FAITH AND REASON.--On the question of the relation of reason to
faith, St. Thomas Aquinas recognizes, or rather proclaims, that reason will
never demonstrate faith, that the revealed truths, the Trinity, original
sin, grace, etc., are above reason and infinitely exceed it. How, then, can
one believe? By will, aided by the grace of God. Then henceforth must no
appeal be made to reason? Yes, indeed! Reason serves to refute the errors
of the adversaries of the faith, and by this refutation to confirm itself
in belief. The famous Credo ut intelligam--I believe in order to
understand--is therefore true. Comprehension is only possible on condition
of belief; but subsequently comprehension helps to believe, if not more, at
least with a greater precision and in a more abundant light. St. Thomas
Aquinas here is in exactly the position which Pascal seems to have taken
up: Believe and you will understand; understand and you will believe more
exactly. Therefore an act of will: "I wish to believe"--a grace of God
fortifying this will: faith exists--studies and reasoning: faith is the
clearer.
ST. BONAVENTURA; RAYMOND LULLE.--Beside these men of the highest
brain-power there are found in the thirteenth century mystics, that is,
poets and eccentrics, both by the way most interesting.

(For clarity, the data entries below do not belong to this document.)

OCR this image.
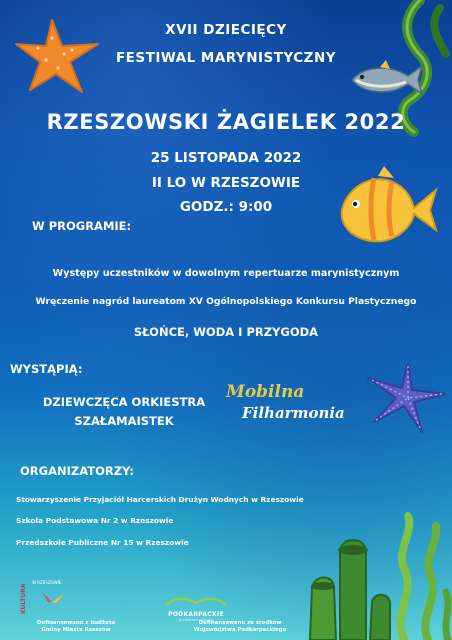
XVII DZIECIĘCY
FESTIWAL MARYNISTYCZNY
RZESZOWSKI ŻAGIELEK 2022
25 LISTOPADA 2022
II LO W RZESZOWIE
GODZ.: 9:00
W PROGRAMIE:
Występy uczestników w dowolnym repertuarze marynistycznym
Wręczenie nagród laureatom XV Ogólnopolskiego Konkursu Plastycznego
SŁOŃCE, WODA I PRZYGODA
WYSTĄPIĄ:
DZIEWCZĘCA ORKIESTRA
SZAŁAMAISTEK
Mobilna
Filharmonia
ORGANIZATORZY:
Stowarzyszenie Przyjaciół Harcerskich Drużyn Wodnych w Rzeszowie
Szkoła Podstawowa Nr 2 w Rzeszowie
Przedszkole Publiczne Nr 15 w Rzeszowie
KULTURA
W RZESZOWIE
Dofinansowano z budżetu
Gminy Miasta Rzeszów
PODKARPACKIE
przestrzeń otwarta
Dofinansowano ze środków
Województwa Podkarpackiego
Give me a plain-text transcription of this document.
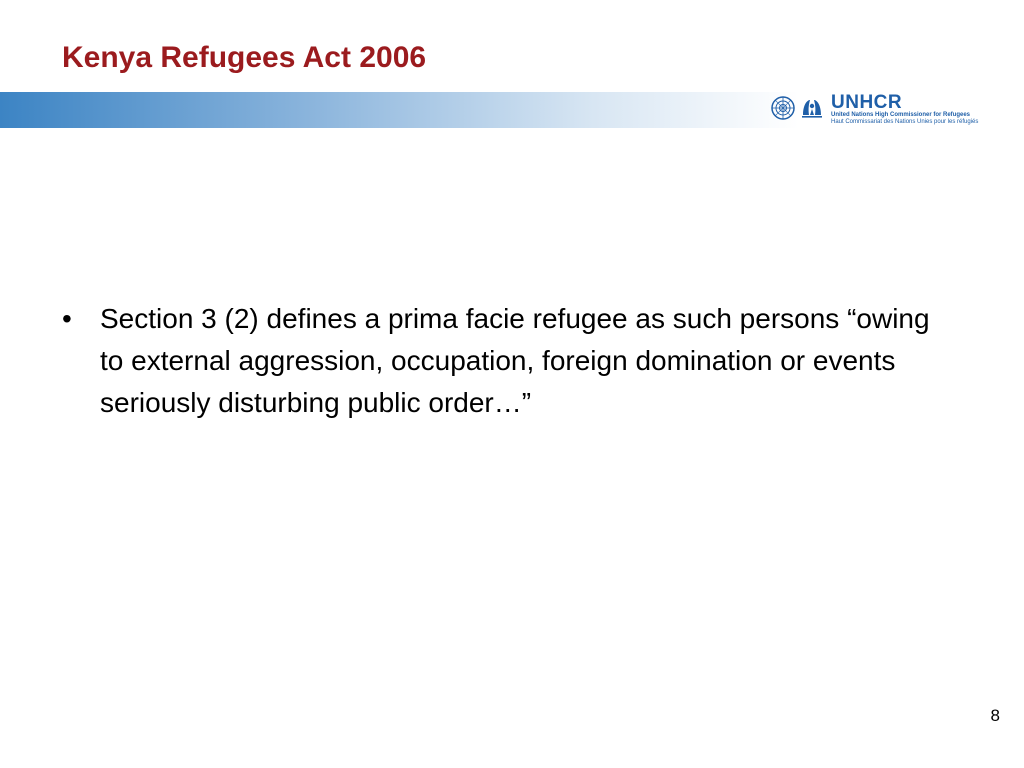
Kenya Refugees Act 2006
UNHCR
United Nations High Commissioner for Refugees
Haut Commissariat des Nations Unies pour les réfugiés
•	Section 3 (2) defines a prima facie refugee as such persons “owing to external aggression, occupation, foreign domination or events seriously disturbing public order…”
8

It was St.
Bonaventura who, being persuaded, almost like an Alexandrine, that one
rises to God by synthetic feeling and not by series of arguments, and that
one journeys towards Him by successive states of the soul each more pure
and more passionate--wrote The Journey of the Soul to God which is,
so to speak, a manual of mysticism. Learned as he was, whilst pursuing his
own purpose, he digressed in agreeable and instructive fashion into the
realms of real knowledge.
Widely different from him, Raymond Lulle or de Lulle, an unbridled
schoolman, in his Ars magna invented a reasoning machine, analogous
to an arithmetical machine, in which ideas were automatically deduced from
one another as the figures inscribe themselves on a counter. As often
happens, the excess of the method was its own criticism, and an enemy of
scholasticism could not have more ingeniously demonstrated that it was a
kind of mechanism. Raymond de Lulle was at once a learned man and a
well-informed and most enquiring naturalist for whom Arabian science held
no secrets. With that he was poet, troubadour, orator, as well as very
eccentric and attractive. He was beloved and persecuted in his lifetime,
and long after his death still found enthusiastic disciples.

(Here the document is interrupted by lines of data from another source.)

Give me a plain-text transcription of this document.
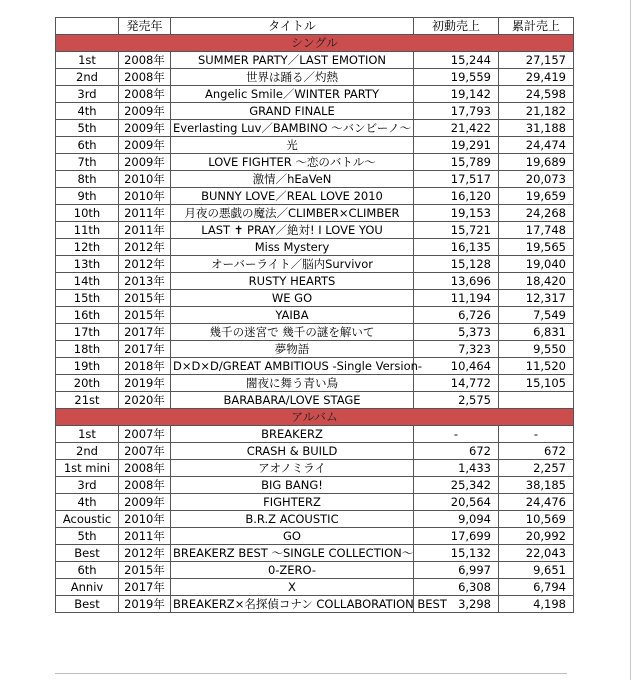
	発売年	タイトル	初動売上	累計売上
シングル				
1st	2008年	SUMMER PARTY／LAST EMOTION	15,244	27,157
2nd	2008年	世界は踊る／灼熱	19,559	29,419
3rd	2008年	Angelic Smile／WINTER PARTY	19,142	24,598
4th	2009年	GRAND FINALE	17,793	21,182
5th	2009年	Everlasting Luv／BAMBINO 〜バンビーノ〜	21,422	31,188
6th	2009年	光	19,291	24,474
7th	2009年	LOVE FIGHTER 〜恋のバトル〜	15,789	19,689
8th	2010年	激情／hEaVeN	17,517	20,073
9th	2010年	BUNNY LOVE／REAL LOVE 2010	16,120	19,659
10th	2011年	月夜の悪戯の魔法／CLIMBER×CLIMBER	19,153	24,268
11th	2011年	LAST ✝ PRAY／絶対! I LOVE YOU	15,721	17,748
12th	2012年	Miss Mystery	16,135	19,565
13th	2012年	オーバーライト／脳内Survivor	15,128	19,040
14th	2013年	RUSTY HEARTS	13,696	18,420
15th	2015年	WE GO	11,194	12,317
16th	2015年	YAIBA	6,726	7,549
17th	2017年	幾千の迷宮で 幾千の謎を解いて	5,373	6,831
18th	2017年	夢物語	7,323	9,550
19th	2018年	D×D×D/GREAT AMBITIOUS -Single Version-	10,464	11,520
20th	2019年	闇夜に舞う青い鳥	14,772	15,105
21st	2020年	BARABARA/LOVE STAGE	2,575	
アルバム				
1st	2007年	BREAKERZ	-	-
2nd	2007年	CRASH & BUILD	672	672
1st mini	2008年	アオノミライ	1,433	2,257
3rd	2008年	BIG BANG!	25,342	38,185
4th	2009年	FIGHTERZ	20,564	24,476
Acoustic	2010年	B.R.Z ACOUSTIC	9,094	10,569
5th	2011年	GO	17,699	20,992
Best	2012年	BREAKERZ BEST 〜SINGLE COLLECTION〜	15,132	22,043
6th	2015年	0-ZERO-	6,997	9,651
Anniv	2017年	X	6,308	6,794
Best	2019年	BREAKERZ×名探偵コナン COLLABORATION BEST	3,298	4,198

BACON.--Contemporaneously lived the man whom it is generally the
custom to regard as the distant precursor of experimental science, Roger
Bacon (who must not be confused with Francis Bacon, another learned man who
lived much nearer to our own time). Roger Bacon, a Franciscan friar,
occupied himself almost exclusively with physical and natural science. He
passed the greater portion of his life in prison by reason of alleged
sorcery and, more especially, perhaps, because he had denounced the evil
lives of his brethren. He had at least a presentiment of almost all modern
inventions: gunpowder, magnifying glass, telescope, air-pump; he was
distinctly an inventor in optics. In philosophy, properly speaking, he
denounced what was hollow and empty in scholasticism, detesting that
preference should be given to "the straw of words rather than to the grain
of fact," and proclaiming that reasoning "is good to conclude but not to
establish." Without discovering the law of progress, as has too often been
alleged, he arrived at the conclusion that antiquity being the youth of the
world, the moderns are the adults, which only meant that it would be at our
school that the ancients would learn were they to return to earth and that
we ought not to believe blindly in the ancients; and this was an
insurrection against the principle of authority and against the idolatry of
Aristotle. He preached the direct study of nature, observation, and
experiment with the subsequent application of deduction, and especially of
mathematical deduction, to experiment and observation. With all that, he
believed in astrology; for those who are in advance of their time none the
less belong to it: but he was a very great man.